A aplicação – lançada este mês por Joana Matos, Francisco Brito, João Rodrigues e Nuno Ferro – surge para “melhorar a forma como os wave riders comunicam entre si”, em Portugal ou noutro qualquer país. A estratégia de internacionalização está presente desde o início, como afirma a equipa: “O nosso objetivo está bem patente no nome: Stoke significa o êxtase de apanhar uma onda. E é este feeling que queremos levar a todo o mundo”.
Conforme se lê na apresentação do projeto, a exploração da Surfstoke decorre de “forma simples e intuitiva”. Os utilizadores “fazem check-in mal chegam à praia, criando um surf report que integra a informação do estado do mar (fornecida pelo Instituto Hidrográfico e automaticamente carregada na app) e a sua opinião – sustentada num comentário, rating e uma fotografia. De seguida, têm a opção de partilhar o seu report com todos os membros da app ou apenas com um ou dois amigos, salvaguardando os chamados secret spots”. Estes check-ins “permitem saber rapidamente onde estão os amigos a surfar e quais os spots que estão com melhores condições”. E quantos mais, melhor: “Os utilizadores ganham pontos por cada check-in que façam, entrando diretamente para o ranking Surfstoke. Os utilizadores com mais pontos têm ainda acesso a ofertas nas lojas parceiras do projeto”.
Já com mais de 600 utilizadores, a Sursfstoke abrange desportos de ondas, tais como surf, bodyboard, kitesurf, windsurf e stand-up paddle. Existe, no entanto, a possibilidade de alargar a app a outras práticas desportivas que partilhem “um estilo de vida semelhante”, tal como contou ao nosso site Joana Matos.
Mas a prioridade é mesmo crescer nos mercados desportivos predefinidos e a um nível global. “Iremos utilizar Portugal como mercado de teste para que, no final de 2015, possamos iniciar a internacionalização. Países com cultura de surf como a Austrália ou o Brasil são possíveis mercados para a Surfstoke” – realçou a empreendedora.
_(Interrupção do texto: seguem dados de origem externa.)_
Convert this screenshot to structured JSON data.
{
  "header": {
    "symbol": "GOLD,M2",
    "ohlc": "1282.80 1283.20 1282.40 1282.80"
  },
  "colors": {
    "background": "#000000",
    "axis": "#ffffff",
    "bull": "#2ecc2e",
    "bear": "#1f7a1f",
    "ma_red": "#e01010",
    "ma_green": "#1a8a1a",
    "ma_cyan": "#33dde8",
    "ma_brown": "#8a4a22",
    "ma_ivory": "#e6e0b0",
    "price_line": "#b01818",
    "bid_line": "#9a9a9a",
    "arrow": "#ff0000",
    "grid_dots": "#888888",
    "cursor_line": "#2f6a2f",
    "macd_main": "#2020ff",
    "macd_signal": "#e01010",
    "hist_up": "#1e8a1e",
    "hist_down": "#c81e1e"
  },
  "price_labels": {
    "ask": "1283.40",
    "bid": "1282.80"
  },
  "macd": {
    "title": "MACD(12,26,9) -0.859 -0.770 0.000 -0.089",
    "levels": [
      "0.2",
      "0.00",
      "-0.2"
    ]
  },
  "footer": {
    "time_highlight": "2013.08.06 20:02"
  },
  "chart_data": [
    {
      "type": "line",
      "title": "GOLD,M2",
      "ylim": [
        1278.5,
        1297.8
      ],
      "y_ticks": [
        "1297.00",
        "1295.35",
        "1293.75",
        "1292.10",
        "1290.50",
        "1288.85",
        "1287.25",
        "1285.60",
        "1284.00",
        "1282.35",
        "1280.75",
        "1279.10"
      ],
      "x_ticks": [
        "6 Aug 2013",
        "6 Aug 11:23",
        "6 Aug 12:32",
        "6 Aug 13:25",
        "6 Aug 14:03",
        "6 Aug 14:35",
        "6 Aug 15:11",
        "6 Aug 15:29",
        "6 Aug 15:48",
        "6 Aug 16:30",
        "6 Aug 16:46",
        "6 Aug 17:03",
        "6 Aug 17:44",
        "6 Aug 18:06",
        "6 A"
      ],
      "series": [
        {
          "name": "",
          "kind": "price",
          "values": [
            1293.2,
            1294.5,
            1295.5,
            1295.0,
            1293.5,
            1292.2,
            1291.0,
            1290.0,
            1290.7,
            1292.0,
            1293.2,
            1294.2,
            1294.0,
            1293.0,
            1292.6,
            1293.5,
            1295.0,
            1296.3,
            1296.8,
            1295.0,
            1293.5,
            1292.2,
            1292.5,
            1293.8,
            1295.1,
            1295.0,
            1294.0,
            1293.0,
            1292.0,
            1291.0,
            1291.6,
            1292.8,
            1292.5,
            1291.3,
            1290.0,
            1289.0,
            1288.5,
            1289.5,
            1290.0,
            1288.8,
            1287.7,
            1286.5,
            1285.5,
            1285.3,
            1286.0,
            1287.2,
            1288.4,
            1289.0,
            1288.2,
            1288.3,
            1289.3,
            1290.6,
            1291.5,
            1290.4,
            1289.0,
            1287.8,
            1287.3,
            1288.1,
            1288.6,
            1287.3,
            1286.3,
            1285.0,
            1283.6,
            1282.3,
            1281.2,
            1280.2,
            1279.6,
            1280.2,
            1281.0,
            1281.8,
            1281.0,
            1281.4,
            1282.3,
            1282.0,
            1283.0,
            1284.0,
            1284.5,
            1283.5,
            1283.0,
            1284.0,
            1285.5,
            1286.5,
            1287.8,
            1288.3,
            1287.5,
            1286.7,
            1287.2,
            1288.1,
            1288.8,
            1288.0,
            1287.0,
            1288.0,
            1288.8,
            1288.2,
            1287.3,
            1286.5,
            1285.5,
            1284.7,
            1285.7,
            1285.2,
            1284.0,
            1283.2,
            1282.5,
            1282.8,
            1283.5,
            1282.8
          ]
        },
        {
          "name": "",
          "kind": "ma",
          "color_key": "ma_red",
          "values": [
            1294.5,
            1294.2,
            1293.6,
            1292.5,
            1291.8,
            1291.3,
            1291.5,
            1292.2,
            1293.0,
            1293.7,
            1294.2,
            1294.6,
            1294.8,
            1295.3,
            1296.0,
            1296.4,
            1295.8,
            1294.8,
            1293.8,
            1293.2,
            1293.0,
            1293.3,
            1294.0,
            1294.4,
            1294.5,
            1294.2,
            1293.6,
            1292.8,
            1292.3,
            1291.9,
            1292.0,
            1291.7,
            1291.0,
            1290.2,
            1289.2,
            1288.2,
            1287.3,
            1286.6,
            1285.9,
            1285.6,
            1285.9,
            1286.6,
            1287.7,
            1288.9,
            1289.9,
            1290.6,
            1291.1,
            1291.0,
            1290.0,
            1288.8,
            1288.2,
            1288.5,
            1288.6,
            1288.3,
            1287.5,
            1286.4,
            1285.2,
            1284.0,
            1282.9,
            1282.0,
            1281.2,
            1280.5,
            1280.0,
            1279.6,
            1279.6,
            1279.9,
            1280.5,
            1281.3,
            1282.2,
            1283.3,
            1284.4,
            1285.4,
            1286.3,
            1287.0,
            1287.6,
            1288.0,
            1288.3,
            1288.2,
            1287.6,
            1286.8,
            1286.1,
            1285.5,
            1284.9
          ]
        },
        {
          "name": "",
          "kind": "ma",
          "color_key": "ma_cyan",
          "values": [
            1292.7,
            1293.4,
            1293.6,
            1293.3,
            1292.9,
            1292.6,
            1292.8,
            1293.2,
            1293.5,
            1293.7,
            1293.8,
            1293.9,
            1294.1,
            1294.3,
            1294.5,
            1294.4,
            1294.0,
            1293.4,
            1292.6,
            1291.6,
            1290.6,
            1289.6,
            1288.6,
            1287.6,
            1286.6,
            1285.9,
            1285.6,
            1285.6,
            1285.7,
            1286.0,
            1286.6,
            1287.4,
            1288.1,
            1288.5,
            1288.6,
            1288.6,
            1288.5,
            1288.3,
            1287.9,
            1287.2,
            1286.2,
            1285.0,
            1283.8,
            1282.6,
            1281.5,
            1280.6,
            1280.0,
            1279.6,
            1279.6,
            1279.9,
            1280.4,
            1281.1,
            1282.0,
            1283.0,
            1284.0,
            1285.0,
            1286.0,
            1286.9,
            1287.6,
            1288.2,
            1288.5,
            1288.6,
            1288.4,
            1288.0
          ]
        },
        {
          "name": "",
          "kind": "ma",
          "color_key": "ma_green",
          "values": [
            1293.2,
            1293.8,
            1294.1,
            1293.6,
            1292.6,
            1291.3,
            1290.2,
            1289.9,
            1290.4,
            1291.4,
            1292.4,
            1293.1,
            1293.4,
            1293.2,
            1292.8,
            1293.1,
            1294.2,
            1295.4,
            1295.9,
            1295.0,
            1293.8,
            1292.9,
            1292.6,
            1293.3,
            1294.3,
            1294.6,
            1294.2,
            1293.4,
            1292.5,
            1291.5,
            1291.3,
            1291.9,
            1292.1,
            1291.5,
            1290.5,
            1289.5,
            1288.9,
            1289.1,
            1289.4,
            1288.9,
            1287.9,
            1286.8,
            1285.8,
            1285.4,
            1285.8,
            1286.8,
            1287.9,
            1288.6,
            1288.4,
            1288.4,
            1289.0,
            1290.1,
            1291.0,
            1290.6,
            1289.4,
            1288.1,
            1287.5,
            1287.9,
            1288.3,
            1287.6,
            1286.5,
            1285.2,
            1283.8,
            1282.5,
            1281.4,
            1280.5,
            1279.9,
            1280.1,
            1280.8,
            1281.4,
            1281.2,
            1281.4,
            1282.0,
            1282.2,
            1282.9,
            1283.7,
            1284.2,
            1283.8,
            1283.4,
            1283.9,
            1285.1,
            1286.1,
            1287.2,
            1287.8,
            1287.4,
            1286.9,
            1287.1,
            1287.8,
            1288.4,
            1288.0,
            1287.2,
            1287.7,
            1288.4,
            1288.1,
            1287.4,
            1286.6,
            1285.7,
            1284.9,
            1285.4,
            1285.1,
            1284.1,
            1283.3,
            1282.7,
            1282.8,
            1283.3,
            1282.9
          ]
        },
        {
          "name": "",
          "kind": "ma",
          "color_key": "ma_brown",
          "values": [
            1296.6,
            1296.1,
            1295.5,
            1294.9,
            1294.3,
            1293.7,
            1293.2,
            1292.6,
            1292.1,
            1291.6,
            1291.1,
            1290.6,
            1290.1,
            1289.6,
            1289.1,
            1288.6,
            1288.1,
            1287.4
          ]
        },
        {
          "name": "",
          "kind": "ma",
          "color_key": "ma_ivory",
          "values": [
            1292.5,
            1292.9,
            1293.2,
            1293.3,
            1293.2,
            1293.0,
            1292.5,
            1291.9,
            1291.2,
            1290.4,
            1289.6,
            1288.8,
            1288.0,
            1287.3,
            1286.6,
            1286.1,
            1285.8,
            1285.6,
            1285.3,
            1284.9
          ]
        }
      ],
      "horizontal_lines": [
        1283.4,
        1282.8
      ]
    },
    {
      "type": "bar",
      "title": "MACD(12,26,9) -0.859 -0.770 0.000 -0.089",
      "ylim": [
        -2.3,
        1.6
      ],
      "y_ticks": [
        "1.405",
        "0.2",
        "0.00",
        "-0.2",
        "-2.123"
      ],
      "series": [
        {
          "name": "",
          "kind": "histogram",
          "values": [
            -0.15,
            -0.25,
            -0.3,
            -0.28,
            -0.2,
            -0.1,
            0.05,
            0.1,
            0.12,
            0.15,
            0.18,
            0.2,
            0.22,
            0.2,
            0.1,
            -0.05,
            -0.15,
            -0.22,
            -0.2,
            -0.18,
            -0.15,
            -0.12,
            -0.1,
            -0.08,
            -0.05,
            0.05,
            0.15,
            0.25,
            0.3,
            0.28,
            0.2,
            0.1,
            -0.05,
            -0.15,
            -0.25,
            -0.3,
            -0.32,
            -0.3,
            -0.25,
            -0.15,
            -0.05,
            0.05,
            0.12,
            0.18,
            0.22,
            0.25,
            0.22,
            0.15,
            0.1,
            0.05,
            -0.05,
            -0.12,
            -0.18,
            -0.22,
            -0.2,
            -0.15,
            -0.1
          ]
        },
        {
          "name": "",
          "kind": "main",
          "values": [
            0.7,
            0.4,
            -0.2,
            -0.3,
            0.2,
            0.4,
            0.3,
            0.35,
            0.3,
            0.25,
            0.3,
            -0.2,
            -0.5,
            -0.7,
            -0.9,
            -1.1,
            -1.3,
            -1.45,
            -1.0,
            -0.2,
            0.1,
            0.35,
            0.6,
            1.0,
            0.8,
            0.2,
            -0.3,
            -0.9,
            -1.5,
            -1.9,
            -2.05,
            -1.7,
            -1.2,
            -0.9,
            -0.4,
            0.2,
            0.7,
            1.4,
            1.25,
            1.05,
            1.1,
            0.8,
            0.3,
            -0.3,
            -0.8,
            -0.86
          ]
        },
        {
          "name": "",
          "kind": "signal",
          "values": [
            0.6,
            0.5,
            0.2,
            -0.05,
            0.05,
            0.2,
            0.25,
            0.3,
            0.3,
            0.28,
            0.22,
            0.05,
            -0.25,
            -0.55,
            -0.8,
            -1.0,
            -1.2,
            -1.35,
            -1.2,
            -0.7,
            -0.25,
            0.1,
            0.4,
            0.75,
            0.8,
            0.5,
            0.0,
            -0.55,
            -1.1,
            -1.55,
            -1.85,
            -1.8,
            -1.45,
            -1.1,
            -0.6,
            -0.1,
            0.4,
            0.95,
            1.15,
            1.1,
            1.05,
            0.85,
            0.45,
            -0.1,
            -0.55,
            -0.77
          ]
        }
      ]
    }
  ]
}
Apesar de existirem alguns produtos concorrentes ao nível internacional, a startup portuguesa, sediada em Lisboa, acredita ter do seu lado “mais-valias que permitirão singrar neste meio”. Posto isto, estão traçados os objetivos para o próximo ano: “firmar a Surfstoke como a principal aplicação de desportos de ondas em Portugal” e, a partir de casa, criar bases seguras que permitam escalar “para o resto do mundo”. O desejo? “Que em qualquer local com ondas e surf esteja presente a Surfstoke”.